UNICEF and other child protection agencies have emphasized that education provides:

  • Protection from exploitation and abuse
  • Psychosocial support
  • A routine that counteracts trauma
  • Opportunities for social interaction and identity building

When schools are reduced to rubble or become temporary shelters, these protective functions disappear. Instead, Gaza’s schools increasingly resemble sites of trauma, displacement, and interruption, not growth.

Trauma, Hunger, and Learning Loss: A Spiral of Harm

The education crisis in Gaza does not exist in isolation, but it intersects with:

  • Widespread hunger and malnutrition, which impair cognitive development
  • Psychological trauma, which reduces concentration and memory
  • Displacement and instability, which make regular attendance impossible

A recent scientific analysis describes how children exposed to conflict, displacement, and trauma face long-term developmental challenges, including reduced educational outcomes.

Comparing Gaza to Global Conflict Patterns

Gaza’s education collapse is one of the most extreme examples today, but it reflects a broader global trend.

UNICEF estimates that globally, more than 25 million children of primary age are out of school due to conflict and insecurity.

In wider conflict zones, from Yemen to Sudan, attacks on schools and displacement keep millions from education.

However, Gaza’s situation is exceptional for the scale of destruction, cumulative closure, and overlap with famine, displacement, and repeated bombardment.

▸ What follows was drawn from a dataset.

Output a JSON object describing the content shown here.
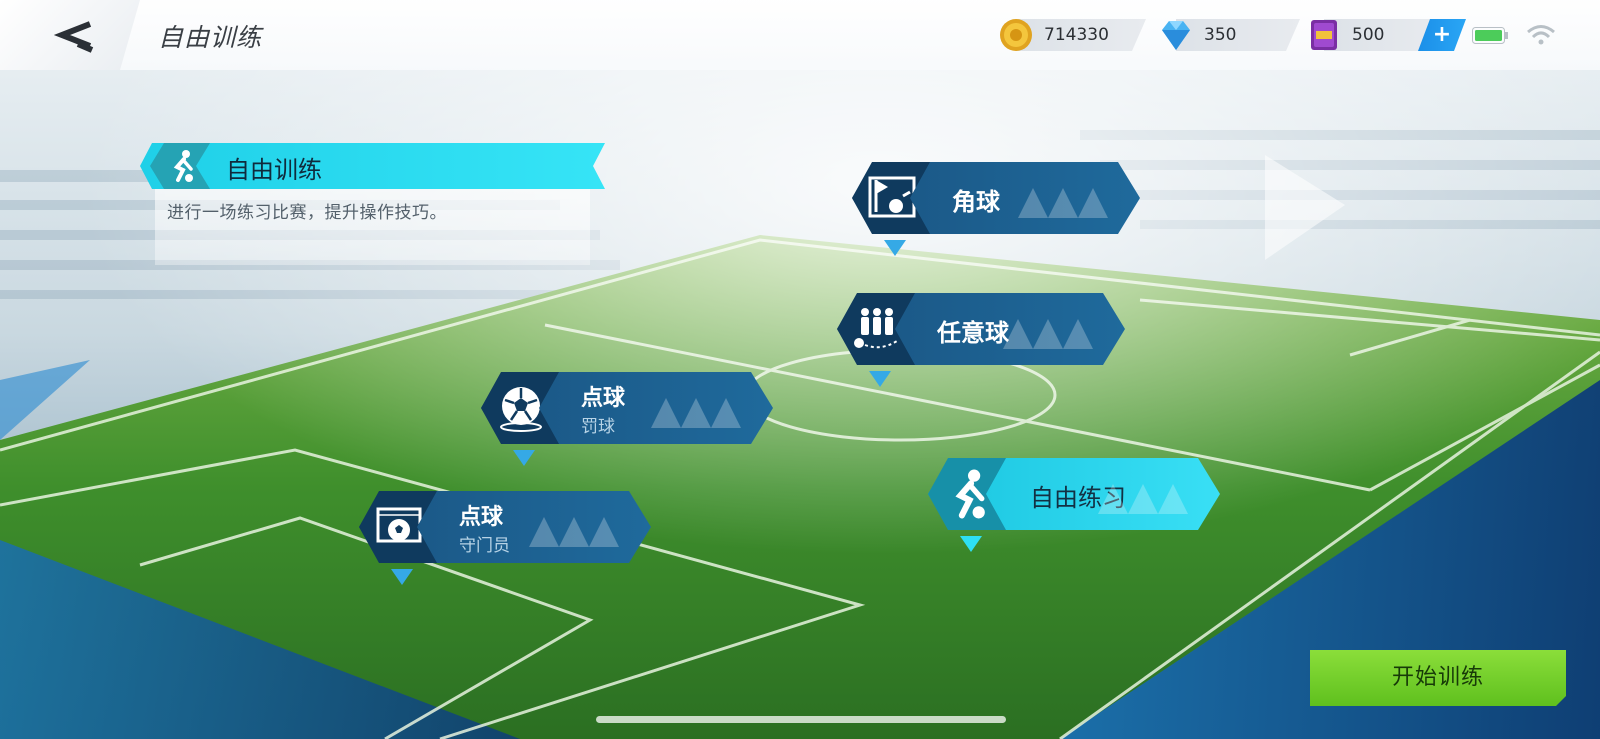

The Lost Generation is Not Just a Phrase but a Forecast

Researchers warn that, unless things change, Gaza’s children will not simply “catch up.” They will represent a generation with permanent educational loss, with consequences echoing for decades.

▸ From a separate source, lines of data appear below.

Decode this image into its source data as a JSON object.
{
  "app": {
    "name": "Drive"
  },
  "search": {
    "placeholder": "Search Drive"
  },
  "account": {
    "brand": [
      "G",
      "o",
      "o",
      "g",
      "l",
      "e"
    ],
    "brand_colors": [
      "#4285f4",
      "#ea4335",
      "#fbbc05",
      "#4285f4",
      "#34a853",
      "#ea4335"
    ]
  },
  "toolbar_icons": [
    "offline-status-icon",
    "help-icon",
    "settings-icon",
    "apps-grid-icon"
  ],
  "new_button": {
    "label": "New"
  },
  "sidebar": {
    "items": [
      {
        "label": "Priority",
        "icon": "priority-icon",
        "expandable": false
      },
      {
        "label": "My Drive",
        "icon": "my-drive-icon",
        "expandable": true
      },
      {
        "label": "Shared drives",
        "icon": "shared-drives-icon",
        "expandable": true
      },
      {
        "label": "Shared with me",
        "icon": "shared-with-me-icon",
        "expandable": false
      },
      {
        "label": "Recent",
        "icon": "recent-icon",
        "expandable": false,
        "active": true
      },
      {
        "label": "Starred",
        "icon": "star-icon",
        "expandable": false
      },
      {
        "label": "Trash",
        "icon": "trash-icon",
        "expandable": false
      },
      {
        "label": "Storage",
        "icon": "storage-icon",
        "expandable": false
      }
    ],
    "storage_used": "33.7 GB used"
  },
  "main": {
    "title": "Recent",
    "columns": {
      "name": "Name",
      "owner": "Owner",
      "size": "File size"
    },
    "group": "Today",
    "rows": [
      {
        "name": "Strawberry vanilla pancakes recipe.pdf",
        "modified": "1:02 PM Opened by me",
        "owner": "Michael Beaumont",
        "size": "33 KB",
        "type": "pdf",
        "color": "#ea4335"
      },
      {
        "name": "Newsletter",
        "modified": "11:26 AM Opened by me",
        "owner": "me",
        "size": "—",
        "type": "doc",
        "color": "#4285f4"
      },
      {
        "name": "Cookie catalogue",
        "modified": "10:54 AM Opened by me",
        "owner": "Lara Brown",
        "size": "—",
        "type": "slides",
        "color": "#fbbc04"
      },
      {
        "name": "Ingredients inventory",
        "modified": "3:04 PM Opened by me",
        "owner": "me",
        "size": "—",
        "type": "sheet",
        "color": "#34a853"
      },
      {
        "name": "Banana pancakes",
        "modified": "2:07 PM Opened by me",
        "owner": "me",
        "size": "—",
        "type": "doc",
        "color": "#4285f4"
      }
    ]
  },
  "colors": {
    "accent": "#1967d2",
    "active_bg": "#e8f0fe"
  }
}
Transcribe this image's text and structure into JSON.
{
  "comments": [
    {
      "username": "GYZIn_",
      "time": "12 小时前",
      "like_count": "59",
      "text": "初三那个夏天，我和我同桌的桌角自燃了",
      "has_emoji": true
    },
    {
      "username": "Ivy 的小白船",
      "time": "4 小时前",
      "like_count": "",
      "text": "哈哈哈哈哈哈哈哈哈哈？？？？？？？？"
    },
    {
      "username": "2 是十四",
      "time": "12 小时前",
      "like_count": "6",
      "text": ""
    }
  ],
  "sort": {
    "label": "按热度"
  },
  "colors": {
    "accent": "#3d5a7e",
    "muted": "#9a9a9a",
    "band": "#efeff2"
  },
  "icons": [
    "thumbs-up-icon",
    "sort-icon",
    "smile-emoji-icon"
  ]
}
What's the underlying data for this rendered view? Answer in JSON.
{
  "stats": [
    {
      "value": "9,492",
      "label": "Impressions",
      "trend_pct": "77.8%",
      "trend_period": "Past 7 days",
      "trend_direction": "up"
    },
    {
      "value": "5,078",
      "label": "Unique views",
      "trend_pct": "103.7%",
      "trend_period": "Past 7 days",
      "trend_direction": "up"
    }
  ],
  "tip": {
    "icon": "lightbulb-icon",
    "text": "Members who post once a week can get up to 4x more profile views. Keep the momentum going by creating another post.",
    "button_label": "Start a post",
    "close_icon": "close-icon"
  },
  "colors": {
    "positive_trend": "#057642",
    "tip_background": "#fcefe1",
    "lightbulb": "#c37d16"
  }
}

This is the core of the Cambridge study’s warning:

“Children in Gaza will have lost the equivalent of five years’ worth of education… and many will be a full decade behind their educational level.”

Even temporary or online learning measures introduced by UNRWA and the Palestinian Ministry of Education have been severely constrained by destroyed infrastructure, scarce resources, and ongoing insecurity.

Why This Matters Beyond Gaza

When an entire generation loses access to education:

  • Entire economies lose future professionals
  • Communities lose rebuilding capacity
  • Political stability becomes harder to achieve
  • Human rights, including dignity and autonomy, are undermined

Gaza’s children are not only Palestinian future workers and citizens. They are part of the global Muslim community, and their loss echoes in every society that values human potential.

Their right to education is universal, and its denial is not a local tragedy but a global failure.